In this matter, Barrier commenced his employment with Paramount Advanced Technologies (“Paramount”) on 8 May 1985. His contract of employment stipulated that he would automatically retire on the last day of the month in which he turned 65 (i.e. June 2013). Notwithstanding this, Barrier continued to perform his duties after the retirement date.
During March and April 2017, Paramount engaged in a restructuring exercise. Barrier was offered and accepted a voluntary separation package (“VSP”) and his employment with Paramount terminated on 31 May 2017. The VSP included the standard clause that Barrier would be paid severance pay for every year of his employment but did not set out the calculation of that severance pay. Paramount paid Barrier severance pay only in relation to the period after his retirement date. Barrier later referred a dispute concerning the calculation of his severance pay to the Commission for Conciliation, Mediation and Arbitration (“the CCMA”).

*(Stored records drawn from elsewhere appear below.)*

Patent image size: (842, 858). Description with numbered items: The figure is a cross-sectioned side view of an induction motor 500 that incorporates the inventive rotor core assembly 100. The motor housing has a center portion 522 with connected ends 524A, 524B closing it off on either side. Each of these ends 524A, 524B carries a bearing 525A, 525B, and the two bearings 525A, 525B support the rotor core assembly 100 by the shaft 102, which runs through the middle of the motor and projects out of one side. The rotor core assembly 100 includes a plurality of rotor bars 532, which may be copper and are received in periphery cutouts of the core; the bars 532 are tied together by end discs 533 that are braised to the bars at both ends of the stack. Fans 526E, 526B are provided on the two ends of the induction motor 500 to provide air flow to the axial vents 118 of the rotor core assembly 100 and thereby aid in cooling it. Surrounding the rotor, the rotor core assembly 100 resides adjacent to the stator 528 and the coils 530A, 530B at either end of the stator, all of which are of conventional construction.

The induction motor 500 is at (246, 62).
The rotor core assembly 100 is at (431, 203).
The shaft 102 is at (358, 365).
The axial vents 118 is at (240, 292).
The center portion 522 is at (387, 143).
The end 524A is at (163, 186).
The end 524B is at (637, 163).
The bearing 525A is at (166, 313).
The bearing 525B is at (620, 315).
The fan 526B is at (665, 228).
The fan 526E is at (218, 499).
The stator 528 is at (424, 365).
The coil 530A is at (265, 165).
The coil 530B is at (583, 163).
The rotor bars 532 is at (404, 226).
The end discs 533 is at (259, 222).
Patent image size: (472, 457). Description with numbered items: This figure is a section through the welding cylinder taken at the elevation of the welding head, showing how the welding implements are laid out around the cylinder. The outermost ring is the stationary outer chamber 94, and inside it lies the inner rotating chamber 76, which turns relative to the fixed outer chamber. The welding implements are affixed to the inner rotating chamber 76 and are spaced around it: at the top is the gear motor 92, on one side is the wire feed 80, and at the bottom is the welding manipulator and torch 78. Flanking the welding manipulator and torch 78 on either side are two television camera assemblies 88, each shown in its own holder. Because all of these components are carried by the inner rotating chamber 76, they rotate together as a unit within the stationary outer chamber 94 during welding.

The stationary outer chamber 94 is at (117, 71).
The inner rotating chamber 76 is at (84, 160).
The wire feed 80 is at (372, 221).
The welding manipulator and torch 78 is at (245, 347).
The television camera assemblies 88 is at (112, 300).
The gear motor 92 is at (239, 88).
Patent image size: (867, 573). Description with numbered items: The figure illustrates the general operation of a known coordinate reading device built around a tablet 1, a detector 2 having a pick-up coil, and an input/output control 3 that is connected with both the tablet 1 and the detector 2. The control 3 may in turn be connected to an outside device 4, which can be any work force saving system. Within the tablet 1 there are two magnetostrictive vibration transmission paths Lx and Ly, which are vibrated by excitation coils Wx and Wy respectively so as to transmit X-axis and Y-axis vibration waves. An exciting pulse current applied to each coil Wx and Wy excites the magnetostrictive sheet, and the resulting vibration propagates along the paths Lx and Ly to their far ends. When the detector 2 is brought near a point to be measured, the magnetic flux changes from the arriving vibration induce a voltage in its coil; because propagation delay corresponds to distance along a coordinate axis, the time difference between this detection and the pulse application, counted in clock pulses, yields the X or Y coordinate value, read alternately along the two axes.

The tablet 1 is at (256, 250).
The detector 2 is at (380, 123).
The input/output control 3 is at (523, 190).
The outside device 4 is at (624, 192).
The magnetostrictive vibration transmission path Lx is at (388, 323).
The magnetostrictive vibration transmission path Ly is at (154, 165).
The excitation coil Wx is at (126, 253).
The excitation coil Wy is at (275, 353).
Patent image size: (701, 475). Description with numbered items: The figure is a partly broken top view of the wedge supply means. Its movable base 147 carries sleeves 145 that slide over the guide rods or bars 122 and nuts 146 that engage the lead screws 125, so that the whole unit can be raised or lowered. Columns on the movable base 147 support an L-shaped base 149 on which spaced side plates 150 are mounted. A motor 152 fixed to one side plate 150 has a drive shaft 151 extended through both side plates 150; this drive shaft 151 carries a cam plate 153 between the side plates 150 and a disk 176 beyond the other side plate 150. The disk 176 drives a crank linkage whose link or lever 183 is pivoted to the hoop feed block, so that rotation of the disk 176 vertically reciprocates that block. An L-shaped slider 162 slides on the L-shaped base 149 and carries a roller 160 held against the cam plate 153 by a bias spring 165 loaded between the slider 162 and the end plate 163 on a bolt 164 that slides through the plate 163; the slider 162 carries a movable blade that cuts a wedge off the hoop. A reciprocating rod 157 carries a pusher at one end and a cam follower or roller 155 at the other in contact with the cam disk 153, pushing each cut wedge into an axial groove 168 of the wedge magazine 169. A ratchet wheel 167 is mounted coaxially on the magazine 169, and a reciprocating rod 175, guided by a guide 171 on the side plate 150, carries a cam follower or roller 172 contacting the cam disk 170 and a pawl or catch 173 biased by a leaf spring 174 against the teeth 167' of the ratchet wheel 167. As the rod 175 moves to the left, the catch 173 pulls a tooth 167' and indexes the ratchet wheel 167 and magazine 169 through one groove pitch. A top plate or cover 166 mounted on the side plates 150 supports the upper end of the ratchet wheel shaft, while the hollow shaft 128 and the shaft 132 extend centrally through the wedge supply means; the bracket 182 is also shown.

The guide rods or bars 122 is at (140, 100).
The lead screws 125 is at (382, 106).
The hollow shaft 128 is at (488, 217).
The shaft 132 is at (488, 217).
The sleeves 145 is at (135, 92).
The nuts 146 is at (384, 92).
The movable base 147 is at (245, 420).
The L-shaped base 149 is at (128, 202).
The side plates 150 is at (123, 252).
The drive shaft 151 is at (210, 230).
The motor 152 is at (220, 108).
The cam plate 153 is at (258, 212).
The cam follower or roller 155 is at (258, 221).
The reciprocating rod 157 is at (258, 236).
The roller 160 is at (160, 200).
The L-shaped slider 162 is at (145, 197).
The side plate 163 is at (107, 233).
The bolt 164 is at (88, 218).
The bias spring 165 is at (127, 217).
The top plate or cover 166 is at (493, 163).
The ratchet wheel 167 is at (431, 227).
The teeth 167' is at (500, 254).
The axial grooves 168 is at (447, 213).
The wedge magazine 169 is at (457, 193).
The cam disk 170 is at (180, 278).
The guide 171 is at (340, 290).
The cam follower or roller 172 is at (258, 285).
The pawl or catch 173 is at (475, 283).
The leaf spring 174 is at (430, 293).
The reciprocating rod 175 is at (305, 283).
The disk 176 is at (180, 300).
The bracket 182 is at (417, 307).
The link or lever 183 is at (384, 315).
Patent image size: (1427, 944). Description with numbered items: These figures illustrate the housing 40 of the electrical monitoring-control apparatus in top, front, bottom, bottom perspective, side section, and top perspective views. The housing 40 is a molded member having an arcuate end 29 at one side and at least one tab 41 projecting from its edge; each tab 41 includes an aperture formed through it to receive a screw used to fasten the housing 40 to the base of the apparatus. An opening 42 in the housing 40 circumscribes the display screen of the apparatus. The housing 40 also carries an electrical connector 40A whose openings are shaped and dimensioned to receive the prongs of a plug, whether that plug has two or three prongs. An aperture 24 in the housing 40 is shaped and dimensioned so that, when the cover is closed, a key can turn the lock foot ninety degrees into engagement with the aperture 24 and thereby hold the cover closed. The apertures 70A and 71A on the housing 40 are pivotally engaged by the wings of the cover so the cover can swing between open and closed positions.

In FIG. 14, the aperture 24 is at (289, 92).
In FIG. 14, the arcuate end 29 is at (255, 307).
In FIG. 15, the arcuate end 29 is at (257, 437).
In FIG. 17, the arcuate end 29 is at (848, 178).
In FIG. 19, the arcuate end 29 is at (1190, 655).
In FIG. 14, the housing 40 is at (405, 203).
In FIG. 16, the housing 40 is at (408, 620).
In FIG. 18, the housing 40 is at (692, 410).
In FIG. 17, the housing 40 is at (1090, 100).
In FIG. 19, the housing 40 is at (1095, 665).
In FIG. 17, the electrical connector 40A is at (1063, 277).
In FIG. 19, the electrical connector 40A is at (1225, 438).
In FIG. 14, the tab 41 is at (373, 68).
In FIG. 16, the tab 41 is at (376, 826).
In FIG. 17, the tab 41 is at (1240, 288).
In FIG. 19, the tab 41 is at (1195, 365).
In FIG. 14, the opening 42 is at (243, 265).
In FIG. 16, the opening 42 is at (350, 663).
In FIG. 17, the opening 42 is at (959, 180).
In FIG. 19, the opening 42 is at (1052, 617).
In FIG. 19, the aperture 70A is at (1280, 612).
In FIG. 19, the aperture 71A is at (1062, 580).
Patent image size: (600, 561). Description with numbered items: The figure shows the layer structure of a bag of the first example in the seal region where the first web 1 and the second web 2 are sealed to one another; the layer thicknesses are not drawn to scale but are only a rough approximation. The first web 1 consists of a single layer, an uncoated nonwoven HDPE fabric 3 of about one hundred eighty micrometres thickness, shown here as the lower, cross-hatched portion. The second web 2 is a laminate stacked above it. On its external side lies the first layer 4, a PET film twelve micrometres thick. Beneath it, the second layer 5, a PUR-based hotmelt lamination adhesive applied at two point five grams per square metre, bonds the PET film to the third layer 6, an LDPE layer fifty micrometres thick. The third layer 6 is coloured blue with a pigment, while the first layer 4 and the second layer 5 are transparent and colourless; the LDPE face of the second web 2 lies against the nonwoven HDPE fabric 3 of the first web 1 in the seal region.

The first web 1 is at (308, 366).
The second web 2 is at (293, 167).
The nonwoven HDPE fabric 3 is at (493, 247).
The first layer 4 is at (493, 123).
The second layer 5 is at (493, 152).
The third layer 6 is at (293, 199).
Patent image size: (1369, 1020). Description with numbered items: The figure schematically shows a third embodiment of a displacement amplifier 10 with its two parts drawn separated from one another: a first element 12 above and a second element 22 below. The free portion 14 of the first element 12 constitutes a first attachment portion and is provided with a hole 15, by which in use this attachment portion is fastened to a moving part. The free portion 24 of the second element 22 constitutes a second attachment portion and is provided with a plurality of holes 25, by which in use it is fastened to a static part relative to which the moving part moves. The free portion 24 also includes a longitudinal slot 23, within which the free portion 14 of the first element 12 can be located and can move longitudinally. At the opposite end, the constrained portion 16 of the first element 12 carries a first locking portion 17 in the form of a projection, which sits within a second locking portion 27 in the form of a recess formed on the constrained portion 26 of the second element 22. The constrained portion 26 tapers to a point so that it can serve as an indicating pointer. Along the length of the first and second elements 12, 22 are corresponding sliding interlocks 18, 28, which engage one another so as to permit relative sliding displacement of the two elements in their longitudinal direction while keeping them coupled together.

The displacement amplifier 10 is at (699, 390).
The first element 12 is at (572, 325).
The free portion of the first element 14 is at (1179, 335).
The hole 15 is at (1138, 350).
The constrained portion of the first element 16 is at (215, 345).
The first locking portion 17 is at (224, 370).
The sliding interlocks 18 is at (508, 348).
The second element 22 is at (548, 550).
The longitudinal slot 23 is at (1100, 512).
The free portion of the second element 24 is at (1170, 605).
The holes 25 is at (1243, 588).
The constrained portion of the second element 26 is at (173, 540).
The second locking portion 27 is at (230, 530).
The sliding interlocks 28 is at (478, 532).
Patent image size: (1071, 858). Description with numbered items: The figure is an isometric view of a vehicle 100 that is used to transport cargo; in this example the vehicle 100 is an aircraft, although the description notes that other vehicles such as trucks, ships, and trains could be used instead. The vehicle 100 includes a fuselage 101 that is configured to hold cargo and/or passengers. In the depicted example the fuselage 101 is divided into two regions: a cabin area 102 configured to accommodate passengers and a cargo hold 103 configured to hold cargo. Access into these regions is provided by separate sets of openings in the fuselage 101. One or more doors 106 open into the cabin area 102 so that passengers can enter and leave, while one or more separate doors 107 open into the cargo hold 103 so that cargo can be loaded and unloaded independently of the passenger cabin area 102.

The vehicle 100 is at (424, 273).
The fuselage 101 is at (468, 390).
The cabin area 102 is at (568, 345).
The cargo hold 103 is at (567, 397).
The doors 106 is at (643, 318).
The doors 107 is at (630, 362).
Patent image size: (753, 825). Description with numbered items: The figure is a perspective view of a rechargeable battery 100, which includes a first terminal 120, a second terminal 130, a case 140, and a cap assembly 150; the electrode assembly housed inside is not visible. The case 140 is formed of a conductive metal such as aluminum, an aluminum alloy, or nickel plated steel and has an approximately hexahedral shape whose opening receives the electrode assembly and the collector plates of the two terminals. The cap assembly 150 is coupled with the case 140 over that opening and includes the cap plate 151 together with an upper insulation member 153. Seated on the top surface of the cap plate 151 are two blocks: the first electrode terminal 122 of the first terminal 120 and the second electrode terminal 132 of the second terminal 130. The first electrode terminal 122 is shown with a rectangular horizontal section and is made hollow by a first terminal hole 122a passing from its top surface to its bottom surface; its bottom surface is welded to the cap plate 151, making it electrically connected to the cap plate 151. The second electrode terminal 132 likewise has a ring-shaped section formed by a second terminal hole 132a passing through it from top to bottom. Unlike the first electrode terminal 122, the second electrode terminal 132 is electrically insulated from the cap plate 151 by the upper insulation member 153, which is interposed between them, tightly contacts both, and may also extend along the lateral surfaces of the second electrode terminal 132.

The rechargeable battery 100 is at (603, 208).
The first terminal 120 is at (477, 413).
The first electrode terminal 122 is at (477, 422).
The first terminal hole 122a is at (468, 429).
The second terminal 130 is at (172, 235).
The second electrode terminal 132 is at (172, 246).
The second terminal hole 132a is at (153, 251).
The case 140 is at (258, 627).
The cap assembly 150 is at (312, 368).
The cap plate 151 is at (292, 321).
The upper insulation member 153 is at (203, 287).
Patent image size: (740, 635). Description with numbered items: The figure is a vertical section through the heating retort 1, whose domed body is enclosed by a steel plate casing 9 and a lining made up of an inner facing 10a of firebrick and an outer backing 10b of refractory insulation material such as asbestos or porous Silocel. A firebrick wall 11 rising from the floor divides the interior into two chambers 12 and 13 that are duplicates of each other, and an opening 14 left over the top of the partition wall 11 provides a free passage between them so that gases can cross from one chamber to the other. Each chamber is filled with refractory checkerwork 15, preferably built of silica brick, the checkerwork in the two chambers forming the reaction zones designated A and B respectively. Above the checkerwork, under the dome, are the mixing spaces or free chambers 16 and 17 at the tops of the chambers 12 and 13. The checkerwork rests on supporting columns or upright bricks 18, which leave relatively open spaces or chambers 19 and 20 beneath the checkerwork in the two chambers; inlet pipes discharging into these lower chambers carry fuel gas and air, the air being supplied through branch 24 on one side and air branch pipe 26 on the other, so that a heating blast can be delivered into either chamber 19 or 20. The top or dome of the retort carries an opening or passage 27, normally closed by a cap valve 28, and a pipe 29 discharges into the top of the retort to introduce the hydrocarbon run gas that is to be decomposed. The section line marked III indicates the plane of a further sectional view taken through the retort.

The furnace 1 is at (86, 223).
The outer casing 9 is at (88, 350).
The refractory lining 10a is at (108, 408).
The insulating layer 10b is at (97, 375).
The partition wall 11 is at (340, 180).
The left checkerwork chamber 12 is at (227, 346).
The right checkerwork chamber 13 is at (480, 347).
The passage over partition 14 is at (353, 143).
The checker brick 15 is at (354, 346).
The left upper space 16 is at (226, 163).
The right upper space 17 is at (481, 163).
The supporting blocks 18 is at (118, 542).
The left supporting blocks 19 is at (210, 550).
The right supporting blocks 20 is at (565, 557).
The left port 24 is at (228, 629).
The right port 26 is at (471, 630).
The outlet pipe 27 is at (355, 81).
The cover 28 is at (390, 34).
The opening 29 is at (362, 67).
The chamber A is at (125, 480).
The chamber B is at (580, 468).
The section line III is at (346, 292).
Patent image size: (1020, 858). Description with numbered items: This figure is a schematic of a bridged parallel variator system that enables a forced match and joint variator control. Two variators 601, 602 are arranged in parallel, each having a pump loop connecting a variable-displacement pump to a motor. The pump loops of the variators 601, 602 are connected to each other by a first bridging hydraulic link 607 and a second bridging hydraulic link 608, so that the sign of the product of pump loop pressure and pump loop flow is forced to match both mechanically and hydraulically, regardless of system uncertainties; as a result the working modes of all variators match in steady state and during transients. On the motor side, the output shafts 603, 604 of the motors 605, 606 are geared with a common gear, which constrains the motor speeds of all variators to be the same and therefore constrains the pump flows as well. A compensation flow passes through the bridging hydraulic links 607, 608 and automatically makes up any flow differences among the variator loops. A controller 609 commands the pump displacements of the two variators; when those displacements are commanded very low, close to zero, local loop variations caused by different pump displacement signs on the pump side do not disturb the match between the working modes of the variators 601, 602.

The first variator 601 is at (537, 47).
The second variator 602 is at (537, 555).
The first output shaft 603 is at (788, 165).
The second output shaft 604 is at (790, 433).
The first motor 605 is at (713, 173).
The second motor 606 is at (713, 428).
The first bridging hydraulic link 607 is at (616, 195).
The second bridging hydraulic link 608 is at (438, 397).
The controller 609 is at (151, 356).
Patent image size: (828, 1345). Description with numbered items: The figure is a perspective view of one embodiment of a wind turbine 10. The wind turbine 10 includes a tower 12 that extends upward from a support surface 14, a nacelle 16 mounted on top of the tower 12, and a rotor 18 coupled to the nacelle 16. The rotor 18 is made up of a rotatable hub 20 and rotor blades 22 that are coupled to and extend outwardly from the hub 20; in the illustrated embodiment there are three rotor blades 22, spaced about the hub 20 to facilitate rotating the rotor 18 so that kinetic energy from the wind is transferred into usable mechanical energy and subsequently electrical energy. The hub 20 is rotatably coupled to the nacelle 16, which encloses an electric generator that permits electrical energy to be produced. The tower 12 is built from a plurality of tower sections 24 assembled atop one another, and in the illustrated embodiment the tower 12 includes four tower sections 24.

The CCMA found that Barrier did not retire on the agreed retirement date and that Paramount neglected to compel Barrier to retire. The CCMA furthermore found that Barrier’s employment continued uninterrupted until the date of his retrenchment. Accordingly, the CCMA found that Barrier was entitled to severance payments in respect of his entire period of employment with Paramount and thus awarded Barrier an additional 29 weeks of severance pay.
Paramount sought to review the award in the Labour Court. The Labour Court focused on whether Barrier was entitled to severance pay after he had retired. The Labour Court found that as Barrier’s contract of employment had terminated through the effluxion of time because of his retirement, he had not been dismissed. Therefore, Barrier was not entitled to severance pay in respect of that employment period. In conclusion, the Labour Court found that Barrier was not entitled to any additional severance pay. Barrier appealed the judgment of the Labour Court.
The Labour Appeal Court engaged in a discussion of the various principles related to severance pay. The Labour Appeal Court stated that section 42(2) of the BCEA entitles an employee to one week of severance pay for every year of continuous service with that employer. Furthermore, section 84(1) of the BCEA states that a previous period of employment with the same employer must be considered if the break between the periods of employment is less than a year.
The Court found that the primary questions to be determined in such a scenario were (1) whether there was a ‘break’ in employment and (2) whether, considering the payments made to an employee at the end of the first period of employment, they are entitled to be paid severance for that previous period, in accordance with section 84(2) of the BCEA.
In the circumstances, the Labour Appeal Court found that Barrier continued to work for Paramount after the agreed retirement date and thus there was no break in his employment. The effluxion of Barrier’s contract of employment due to retirement was thus irrelevant in the circumstances, taking into account section 84(1) of the BCEA.
In conclusion, the Labour Appeal Court held that the payment of retirement benefits does not have any bearing on an employee’s entitlement to severance benefits. The Court found that only previous severance payments should be considered when determining severance pay at a later date.
Accordingly, the Labour Appeal Court found that Barrier was entitled to be paid severance pay in relation to his entire period of employment and was thus awarded 33 weeks of severance pay.
The case highlights the pitfalls which employers should avoid when seeking to retain employees beyond their retirement age. Employers should not allow any ambiguity to arise in relation to employees who approach retirement age and what may happen to them thereafter. Working beyond retirement age should be strictly regulated by ensuring that appropriate contractual instruments are in place and agreements are concluded to regulate the issues.